La questione interpretativa è stata risolta con la decisiva svolta giurisprudenziale di Cass. ss.uu. 2072, 2073, 2074/1980, le quali hanno proposto una soluzione che ha impresso il suo sigillo su tutta la giurisprudenza successiva e che è stata approvata anche dalla dottrina. Secondo le sezioni unite della Cassazione, l’art. 2110 non vale soltanto per la malattia unica e continuativa, ma trova applicazione anche nel caso del succedersi di più malattie discontinue.
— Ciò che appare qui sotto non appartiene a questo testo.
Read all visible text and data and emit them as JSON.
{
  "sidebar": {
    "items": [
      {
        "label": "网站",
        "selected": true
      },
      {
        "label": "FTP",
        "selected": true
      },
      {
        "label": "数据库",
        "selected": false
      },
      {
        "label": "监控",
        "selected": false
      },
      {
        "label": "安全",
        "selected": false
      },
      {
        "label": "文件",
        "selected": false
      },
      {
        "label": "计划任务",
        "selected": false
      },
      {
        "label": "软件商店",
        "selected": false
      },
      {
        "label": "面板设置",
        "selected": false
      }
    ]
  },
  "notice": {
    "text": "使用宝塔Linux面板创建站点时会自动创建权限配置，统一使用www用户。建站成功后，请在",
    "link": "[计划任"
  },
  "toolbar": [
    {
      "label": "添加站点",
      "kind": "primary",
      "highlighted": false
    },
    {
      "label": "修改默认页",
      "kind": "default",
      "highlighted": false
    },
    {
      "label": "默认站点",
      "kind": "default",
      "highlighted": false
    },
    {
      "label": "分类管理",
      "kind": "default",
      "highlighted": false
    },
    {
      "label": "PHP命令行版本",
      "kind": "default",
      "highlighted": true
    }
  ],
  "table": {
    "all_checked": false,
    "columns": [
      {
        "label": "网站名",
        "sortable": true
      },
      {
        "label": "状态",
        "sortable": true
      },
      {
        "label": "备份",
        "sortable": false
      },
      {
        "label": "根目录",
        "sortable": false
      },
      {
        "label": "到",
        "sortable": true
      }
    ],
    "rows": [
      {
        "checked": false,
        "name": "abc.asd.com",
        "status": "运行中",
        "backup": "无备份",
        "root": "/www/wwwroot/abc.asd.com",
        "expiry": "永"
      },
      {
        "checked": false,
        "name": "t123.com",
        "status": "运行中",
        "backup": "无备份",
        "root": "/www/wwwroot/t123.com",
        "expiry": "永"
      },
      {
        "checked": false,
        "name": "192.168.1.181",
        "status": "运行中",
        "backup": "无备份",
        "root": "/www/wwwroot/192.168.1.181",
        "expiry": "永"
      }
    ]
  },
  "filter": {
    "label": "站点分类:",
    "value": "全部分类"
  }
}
Il problema dell’eccessiva morbilità può essere risolto, pertanto, sulla base dell’art. 2110, che prevale, in quanto norma “speciale”, sia sulla normativa generale del recesso, che su quella del codice civile in tema di impossibilità sopravvenuta della prestazione; ne deriva che se un contratto collettivo prevede solamente una clausola di comporto secco, si ha un vuoto di disciplina per il caso di pluralità di malattie, che deve essere colmato dal giudice facendo ricorso alle fonti suppletive previste dallo stesso art. 2110, e cioè, in assenza di usi, determinando egli stesso il comporto per sommatoria in via di equità (per una successiva conferma del principio, vedi, fra le tante, Cass. 14808/2001; Cass. 14337/2001).

Alla scadenza del comporto il rapporto di lavoro prosegue, a meno che il datore di lavoro decida di recedere dal contratto nel rispetto delle procedure previste per il licenziamento individuale. Il datore di lavoro non deve provare l’esistenza di un giustificato motivo di licenziamento, la sopravvenuta impossibilità della prestazione o l’impossibilità di adibire il lavoratore a mansioni diverse.